Nie moge tutaj podawac szczegolow, ale te formalnosci sa w moim interesie. Jesli on zdecyduje sie to wszystko rzucic i wyjechac, to tym gorzej dla mnie. Inna sprawa, ze on podejmuje decyzje za szybko. Przeciez jak mozna wyrzucic 12 letni zwiazek do kosza dla 2-3 miesiecznego romansu i sexu w krzakach?! Z finansow, to jak go tak za bardzo nie zwolnie. Zamierzam zlozyc wniosek o separacje, poki on ma jeszcze prace. Dzieci to juz wiadomo, ze poswiecil, bo w najlepszym wypadku bedzie je widywal raz na kilka miesiecy ze wzgledu na to, ile to bedzie kosztowac.
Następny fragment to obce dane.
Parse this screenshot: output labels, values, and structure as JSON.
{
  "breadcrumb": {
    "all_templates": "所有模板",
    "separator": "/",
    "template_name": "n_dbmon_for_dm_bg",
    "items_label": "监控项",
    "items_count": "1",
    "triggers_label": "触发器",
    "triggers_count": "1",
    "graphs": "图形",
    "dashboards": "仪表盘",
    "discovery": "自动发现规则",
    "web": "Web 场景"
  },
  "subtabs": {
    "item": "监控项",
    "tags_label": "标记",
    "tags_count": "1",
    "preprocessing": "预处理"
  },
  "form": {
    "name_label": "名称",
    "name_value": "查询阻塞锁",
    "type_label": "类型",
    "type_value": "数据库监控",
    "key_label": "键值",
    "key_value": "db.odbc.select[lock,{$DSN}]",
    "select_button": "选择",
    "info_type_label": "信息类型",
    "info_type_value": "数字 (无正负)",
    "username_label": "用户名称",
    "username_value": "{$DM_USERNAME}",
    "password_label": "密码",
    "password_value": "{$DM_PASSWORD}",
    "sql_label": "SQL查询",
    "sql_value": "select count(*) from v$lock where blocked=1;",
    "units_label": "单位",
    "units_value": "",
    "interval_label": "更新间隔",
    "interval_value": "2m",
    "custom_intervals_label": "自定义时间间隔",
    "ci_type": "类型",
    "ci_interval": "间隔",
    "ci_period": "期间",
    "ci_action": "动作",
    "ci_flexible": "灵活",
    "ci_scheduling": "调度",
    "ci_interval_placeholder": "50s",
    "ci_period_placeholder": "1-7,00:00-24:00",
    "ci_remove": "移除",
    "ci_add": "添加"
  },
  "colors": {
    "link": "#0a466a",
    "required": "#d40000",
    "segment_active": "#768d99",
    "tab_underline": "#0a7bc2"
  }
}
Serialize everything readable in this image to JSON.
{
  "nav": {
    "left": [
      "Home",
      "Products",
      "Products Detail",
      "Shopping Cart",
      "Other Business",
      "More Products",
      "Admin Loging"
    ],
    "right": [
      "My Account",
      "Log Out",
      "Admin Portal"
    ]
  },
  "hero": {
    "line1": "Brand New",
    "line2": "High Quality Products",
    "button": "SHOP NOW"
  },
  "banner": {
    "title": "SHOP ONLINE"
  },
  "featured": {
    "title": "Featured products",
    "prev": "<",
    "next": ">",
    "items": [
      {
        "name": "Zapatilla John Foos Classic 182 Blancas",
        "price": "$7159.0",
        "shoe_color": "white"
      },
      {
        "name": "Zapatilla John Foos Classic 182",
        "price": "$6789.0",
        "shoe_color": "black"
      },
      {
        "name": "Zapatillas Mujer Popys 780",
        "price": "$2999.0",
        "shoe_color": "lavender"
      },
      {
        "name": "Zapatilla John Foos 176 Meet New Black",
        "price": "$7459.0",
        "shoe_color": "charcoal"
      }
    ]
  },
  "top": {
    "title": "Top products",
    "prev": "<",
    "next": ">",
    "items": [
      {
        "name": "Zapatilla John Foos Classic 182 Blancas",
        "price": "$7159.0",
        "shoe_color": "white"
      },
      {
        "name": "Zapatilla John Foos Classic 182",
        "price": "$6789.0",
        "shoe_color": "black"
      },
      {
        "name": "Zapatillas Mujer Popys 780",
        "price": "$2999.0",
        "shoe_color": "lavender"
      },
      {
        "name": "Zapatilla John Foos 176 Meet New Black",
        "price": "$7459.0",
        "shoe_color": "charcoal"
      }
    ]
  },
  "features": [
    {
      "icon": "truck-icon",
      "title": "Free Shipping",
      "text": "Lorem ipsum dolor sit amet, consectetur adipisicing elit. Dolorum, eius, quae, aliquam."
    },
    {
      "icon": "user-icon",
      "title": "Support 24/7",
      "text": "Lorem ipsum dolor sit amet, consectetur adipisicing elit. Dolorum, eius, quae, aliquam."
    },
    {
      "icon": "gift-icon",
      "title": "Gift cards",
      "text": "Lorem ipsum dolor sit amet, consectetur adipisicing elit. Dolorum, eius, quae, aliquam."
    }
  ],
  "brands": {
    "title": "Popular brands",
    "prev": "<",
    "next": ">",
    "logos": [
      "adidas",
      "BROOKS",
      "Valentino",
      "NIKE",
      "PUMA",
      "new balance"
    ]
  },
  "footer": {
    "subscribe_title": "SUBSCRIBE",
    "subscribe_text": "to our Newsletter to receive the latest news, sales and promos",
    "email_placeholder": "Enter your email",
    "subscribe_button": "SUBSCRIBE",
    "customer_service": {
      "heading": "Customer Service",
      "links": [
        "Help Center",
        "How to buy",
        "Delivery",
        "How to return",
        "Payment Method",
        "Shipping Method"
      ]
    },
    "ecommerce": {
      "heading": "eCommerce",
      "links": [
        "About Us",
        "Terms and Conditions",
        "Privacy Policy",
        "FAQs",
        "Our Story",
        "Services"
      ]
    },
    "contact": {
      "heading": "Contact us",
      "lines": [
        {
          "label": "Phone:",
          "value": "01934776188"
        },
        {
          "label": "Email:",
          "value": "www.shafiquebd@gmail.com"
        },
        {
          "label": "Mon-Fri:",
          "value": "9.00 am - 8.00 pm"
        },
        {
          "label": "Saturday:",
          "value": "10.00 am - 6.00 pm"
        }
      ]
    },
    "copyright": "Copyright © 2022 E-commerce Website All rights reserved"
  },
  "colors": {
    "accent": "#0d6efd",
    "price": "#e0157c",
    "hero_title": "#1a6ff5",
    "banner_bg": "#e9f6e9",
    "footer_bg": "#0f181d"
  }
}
Nie mam jak na nim tego wymoc. Na razie walcze o najlepsza opcje dla mnie i dla dzieci. A to jest pozostanie tutaj gdzie jestesmy, gdzie maja szkole, przyjaciol i nianie. Ja tez mam tutaj wiecej pomocy niz w Polsce przy rodzinie.
Dream
Posty: 49
Rejestracja: 27 paź 2019, 9:29
Jestem: w kryzysie małżeńskim
Płeć: Kobieta

Re: Co zrobic z zakochanym mezem?

Post autor: Dream »

Nirwanna pisze: 19 lis 2019, 19:21 Pytanie - czy czerpiesz miłość od Boga?
Bo tej ludzkiej na 100% za chwilę Ci zabraknie.
Nirwanna, moglbys rozwinac ta mysl? Chcialaym to lepiej zrozumiec.
Ja jestem bardzo racjonalna, wiec patrze raczej po ludzku.